À l’honneur de l’artothèque de Pessac, la dessinatrice Louise Aleksiejew plonge le public dans les abîmes de la connaissance avec l’exposition « LA COULEUR DES DINOSAURES »
Le titre de l’exposition a la saveur d’une question enfantine, mais ô combien fondée. Animait-elle les têtes pensantes de l’artothèque de Pessac, Anne Peltriaux et Corinne Veyssière ? Qui sait ? Quoi qu’il en soit, ces dernières ont eu un tel coup de cœur lors du Salon du dessin de Paris, en 2023, que non seulement elles ont fait l’acquisition d’une œuvre de Louise Aleksiejew pour la collection de l’établissement, mais qu’en outre, elles l’ont conviée dans la cadre d’une création d’exposition — dispositif initié depuis 2005 et soutenu par la DRAC Nouvelle-Aquitaine.
De Robin des Bois aux dinosaures
Née en 1994 à Caen, diplômée de l’école supérieure d’arts et médias de Caen, passée par Paris VIII, désormais établie à Montreuil, la Normande enseigne le dessin à l’ÉESI d’Angoulême. Son travail a fait déjà l’objet d’expositions personnelles et la plasticienne, qui, à l’occasion, collabore avec son homologue Antoine Medes, est dorénavant représentée par la galerie Bernard Jordan.
Fille cachée de d’Alembert et Diderot, l’enthousiaste trentenaire confie avoir été marquée à vie par l’exercice de l’exposé. Depuis, elle « consulte les encyclopédies de manière empirique ». Une gymnastique intellectuelle imprégnant sa création où fourmillent non seulement le questionnement mais aussi la spéculation.
Et, autant dire que Louise Aleksiejew a plus d’une interrogation dans son sac. Ainsi, la série « P.O.V », remarquable ensemble de dessins exécutés aux crayons de couleur avec une palette de 5 nuances ou « comment construit-on les connaissances» ? Vaste sujet abordant les thèmes de la représentation, de la transformation, de la narration. Inventions, découvertes, faits, tout y passe : de la peste de Justinien à Kate Bush période Wuthering Heights, du manga Detective Conan à la découverte de l’Amérique, de Robin des Bois aux dinosaures… Une fascinante réflexion sur l’impermanence du savoir.
« Je suis une éponge et transforme tout ce que je peux absorber »

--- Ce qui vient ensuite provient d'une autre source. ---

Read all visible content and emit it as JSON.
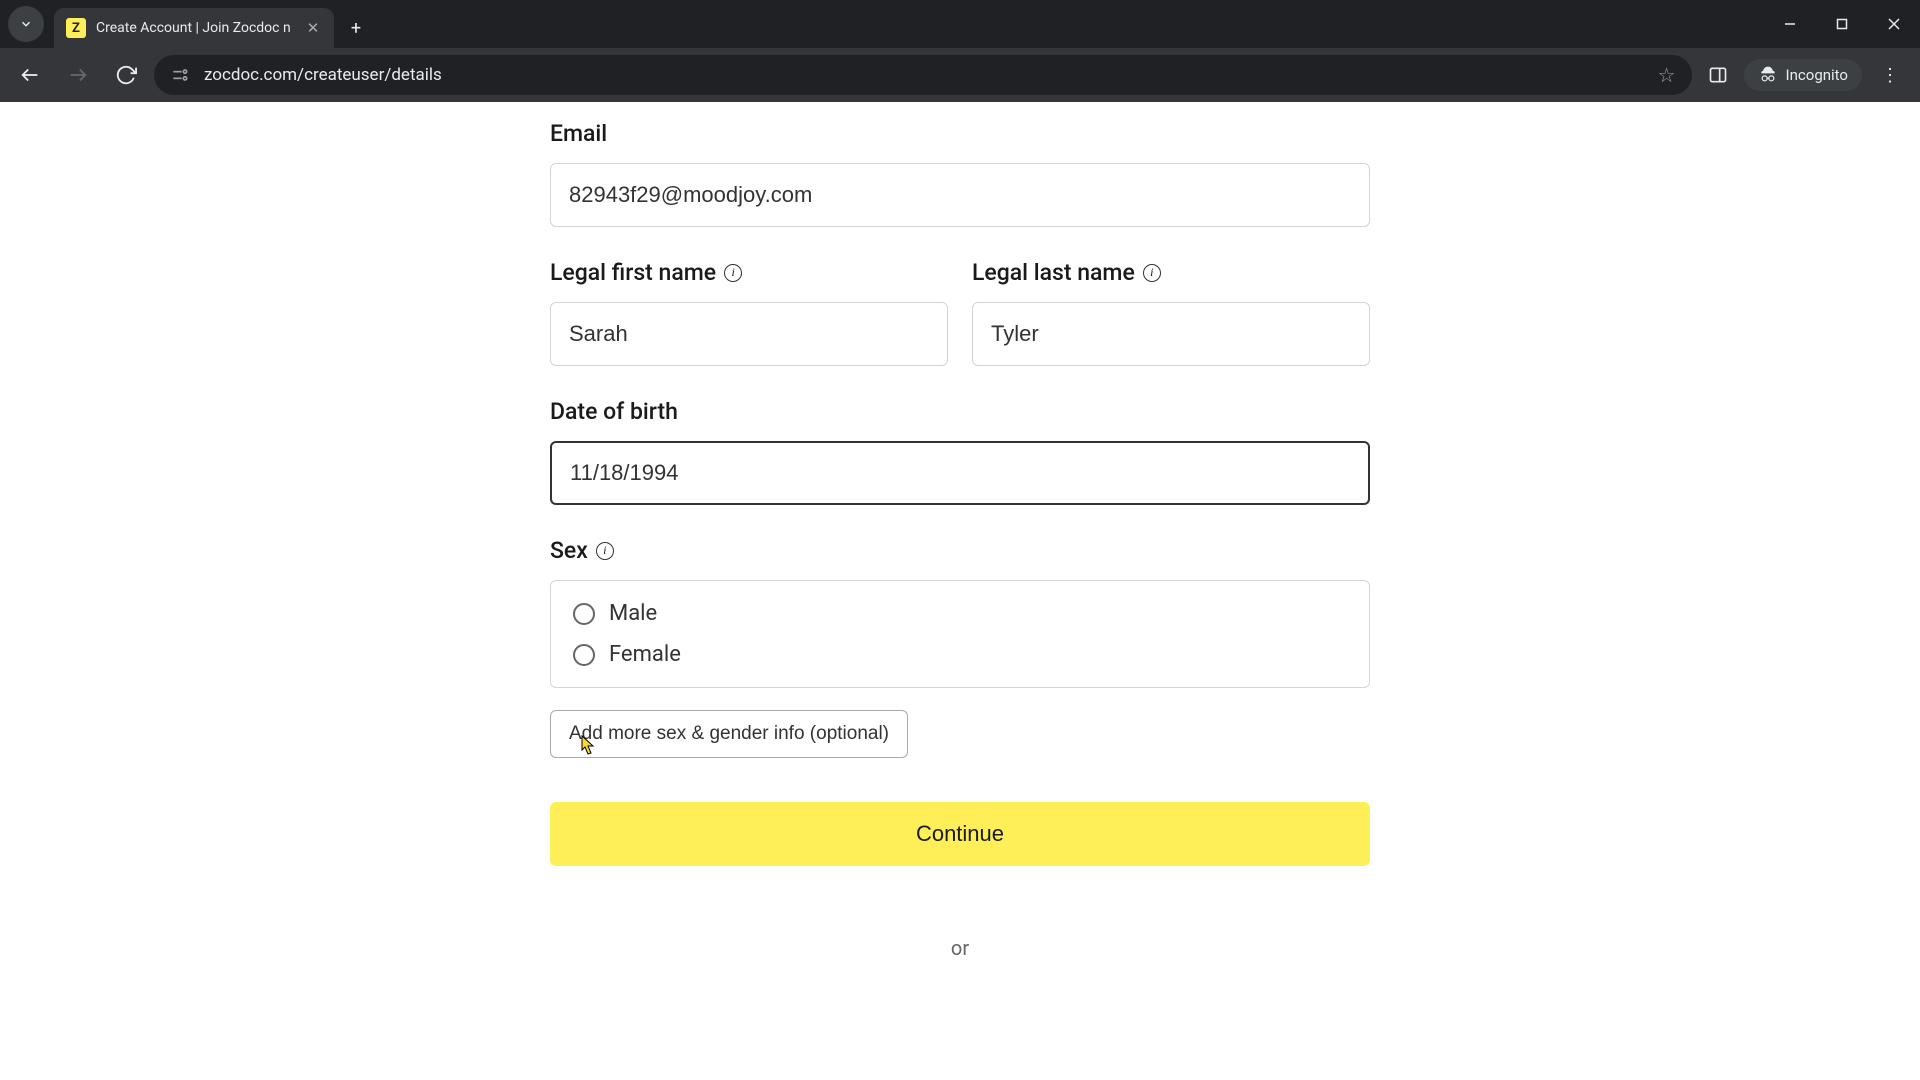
{
  "browser": {
    "tab_title": "Create Account | Join Zocdoc n",
    "url": "zocdoc.com/createuser/details",
    "incognito_label": "Incognito"
  },
  "form": {
    "email_label": "Email",
    "email_value": "82943f29@moodjoy.com",
    "first_name_label": "Legal first name",
    "first_name_value": "Sarah",
    "last_name_label": "Legal last name",
    "last_name_value": "Tyler",
    "dob_label": "Date of birth",
    "dob_value": "11/18/1994",
    "sex_label": "Sex",
    "sex_options": {
      "male": "Male",
      "female": "Female"
    },
    "add_more_label": "Add more sex & gender info (optional)",
    "continue_label": "Continue",
    "divider_or": "or"
  }
}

En regard, « La complexité », série sur la construction de la connaissance depuis les imagiers de l’enfance afin de comprendre le monde. Quatre grands panneaux au Rotring® formant une espèce de dictionnaire personnel dénué de hiérarchie. « Je prends des éléments pour mieux détourner le chemin tracé par l’encyclopédie, qui est une construction humaine tout sauf neutre. »
Toutes les choses sont mêlées les unes aux autres contrairement au principe de classification. Ces dépôts, sans logique ni évidence, constituent une pinacothèque intime entre mythologie, Scooby-Doo, bestiaire, Golden Girls… « Le système digestif est symbolique de mon travail. Je suis une éponge et transforme tout ce que je peux absorber. Le flux perpétuel de pensée entre choses acquises et spontanées. »
Une exposition accessible aux enfants

Enfin, « Danse macabre », fresque murale de 4 dessins agrandis — en fait des « commandes » passées à son entourage. Résultat ? Un bal de squelettes aux codes graphiques différents, loin de la leçon d’anatomie, plutôt des souvenirs de représentation. « Je suis une dessinatrice qui fait du volume. Je rêve de construire une immense camera obscura. Ici, je n’ai pas le sentiment d’honorer une commande. Je voulais que cette exposition soit accessible à tous, aux enfants notamment. Le dessin, c’est ma vie. »
Marc A. Bertin
Informations pratiques
« La couleur des dinosaures », Louise Aleksiejew,
jusqu’au mardi 25 mars 2025,
Les Arts au Mur – Artothèque, Pessac (33).
Week-end Musées Télérama,
samedi 22 et dimanche 23 mars 2025, 14h-18h.
Visites flash familles, goûters, visite « Un autre regard » avec Éric Dépré, paléontologue autodidacte et collectionneur passionné.